APAModel, la metodologia proposta in questo volume, offre agli imprenditori,
ai manager ed ai formatori un interessante approccio ed efficaci strumenti
che permettono di interpretare e gestire i grandi mutamenti che stanno
interessando il mondo delle organizzazioni. Si tratta di un innovativo
approccio formativo al cambiamento, finalizzato a sviluppare la naturale
plasticità e propensione all’adattamento di ogni essere umano, individuando
e superando contemporaneamente le altrettanto naturali resistenze al
cambiamento.
Di seguito la prefazione che si può scaricare gratuitamente
Prefazione
“…È piuttosto evidente che la logica non è adatta….per descrivere i sistemi
causali circolari e i sistemi ricorsivi che generano i paradossi... Forse la
vita non sempre ricerca quello che è corretto dal punto di vista logico, ma
opera secondo l’affermazione del conseguente, secondo metafora”.
La scelta di intitolare questo libro
“L’errore che non c’è. Una
fenomenologia del cambiamento” è nata da un’intuizione emersa durante il
lavoro di ricerca e scrittura che ha guidato questa pubblicazione.

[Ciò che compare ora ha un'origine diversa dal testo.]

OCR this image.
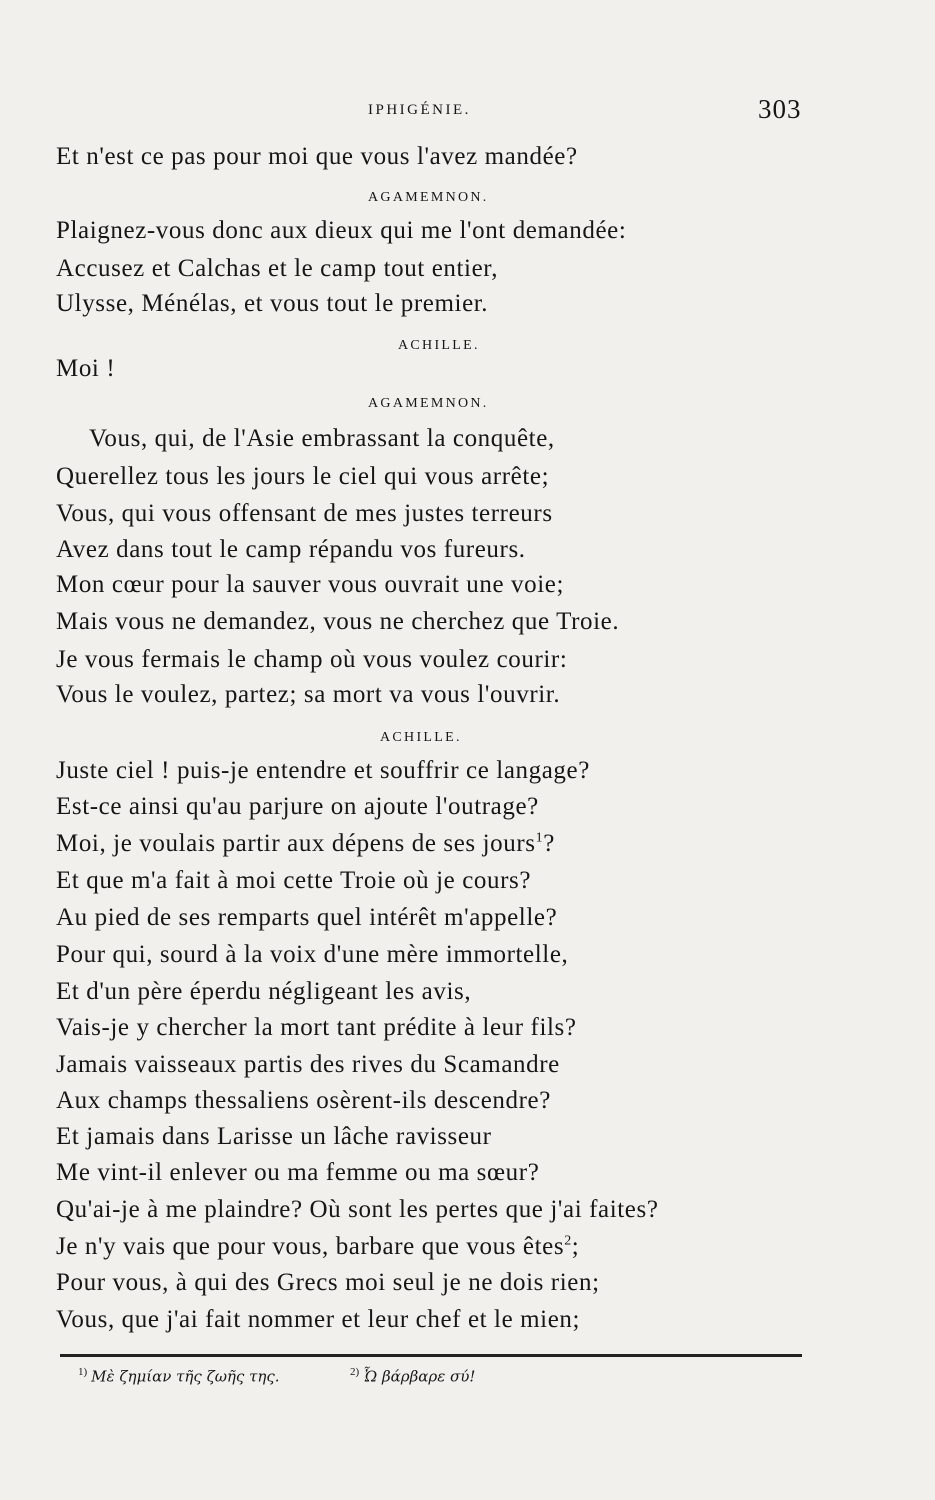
IPHIGÉNIE.	303
Et n'est ce pas pour moi que vous l'avez mandée?
AGAMEMNON.
Plaignez-vous donc aux dieux qui me l'ont demandée:
Accusez et Calchas et le camp tout entier,
Ulysse, Ménélas, et vous tout le premier.
ACHILLE.
Moi !
AGAMEMNON.
Vous, qui, de l'Asie embrassant la conquête,
Querellez tous les jours le ciel qui vous arrête;
Vous, qui vous offensant de mes justes terreurs
Avez dans tout le camp répandu vos fureurs.
Mon cœur pour la sauver vous ouvrait une voie;
Mais vous ne demandez, vous ne cherchez que Troie.
Je vous fermais le champ où vous voulez courir:
Vous le voulez, partez; sa mort va vous l'ouvrir.
ACHILLE.
Juste ciel ! puis-je entendre et souffrir ce langage?
Est-ce ainsi qu'au parjure on ajoute l'outrage?
Moi, je voulais partir aux dépens de ses jours$^1$?
Et que m'a fait à moi cette Troie où je cours?
Au pied de ses remparts quel intérêt m'appelle?
Pour qui, sourd à la voix d'une mère immortelle,
Et d'un père éperdu négligeant les avis,
Vais-je y chercher la mort tant prédite à leur fils?
Jamais vaisseaux partis des rives du Scamandre
Aux champs thessaliens osèrent-ils descendre?
Et jamais dans Larisse un lâche ravisseur
Me vint-il enlever ou ma femme ou ma sœur?
Qu'ai-je à me plaindre? Où sont les pertes que j'ai faites?
Je n'y vais que pour vous, barbare que vous êtes$^2$;
Pour vous, à qui des Grecs moi seul je ne dois rien;
Vous, que j'ai fait nommer et leur chef et le mien;
$^{1)}$ Μὲ ζημίαν τῆς ζωῆς της.	$^{2)}$ Ὦ βάρβαρε σύ!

Il processo che ci ha condotti a descrivere questo lavoro come una
fenomenologia del cambiamento nasce dalla confluenza di alcuni approcci
costitutivi di questa ricerca: la teoria autopoietica dell’essere vivente di
H. Maturana e F. Varela, la teoria dei costrutti personali di G. A. Kelly ed
il sensemaking organizzativo di K.E. Weick.
Nel corso degli approfondimenti di questi approcci siamo giunti alla
conclusione che per interpretare i fenomeni organizzativi, soprattutto
quelli relativi al cambiamento, quello che conta è uno sguardo al divenire
dei fenomeni organizzativi che tenga conto dell’importanza di interpretare
quanto accade, senza indulgere troppo facilmente alla tentazione di ridurre
quanto osservato ad una logica stimolo-risposta in cui la complessità e
l’ambiguità insite nella realtà vengano ridotte ad una mera sequenza logica.
Intorno al concetto di errore hanno molto dibattuto soprattutto filosofi e
scienziati, per quanto riguarda lo sviluppo di un’etica o di un sistema di
validità scientifica. Ora, a noi interessa non tanto il dibattito
filosofico-scientifico, quanto creare un collegamento concettuale tra gli
eventi comunemente definiti come errori e ciò che all’interno dell’approccio
APAModel, proposto in questo volume, chiamiamo Perturbazione. Ciò consentirà
di comprendere una delle caratteristiche fondamentali della nostra ricerca,
che presuppone il superamento del principio lineare stimolo-risposta per
introdurne uno più ampio e ricorsivo, dove l’interpretazione dei fenomeni
organizzativi passa attraverso l’analisi del "potenziale della situazione’ e
dalle narrazioni che si costruiscono intorno ad esso.
I fondamenti teorici ed epistemologici della nostra ricerca sono gli studi
condotti sull’essere vivente dai neuroscienziati cileni Humberto Maturana e
Francisco Varela, la teoria del sensemaking organizzativo di Karl E. Weick e
la teoria dei costrutti personali di G.A. Kelly.
Ciò che accomuna questi tre approcci è la comune visione della realtà come
frutto della “costruzione” agita dal soggetto che la osserva.
Questo paradigma ci sembra il più convincente ed efficace per intervenire
nei processi di apprendimento che sono stati oggetto di studio di varie
discipline.
Riteniamo ormai superato il modello comportamentista che equipara la
relazione tra individuo ed ambiente esterno alla reazione stimolo-risposta,
questa spiegazione tralascia di spiegare le operazioni psichiche più
complesse, confinando così il soggetto in una sorta di passività nei
confronti della realtà esterna e il cervello ad una “scatola nera”
indecifrabile.
Più evoluto è sicuramente il paradigma cognitivista classico, che
restituisce valore ai processi psichici superiori (memoria, linguaggio,
capacità logico-inferenziali). Il limite di questo modello è la metafora del
cervello umano come un elaboratore di informazioni, per cui i processi
psichici sono intesi come analoghi alle operazioni di calcolo effettuate dai
computer. Ciò è non solo ambiguo ma anche fuorviante.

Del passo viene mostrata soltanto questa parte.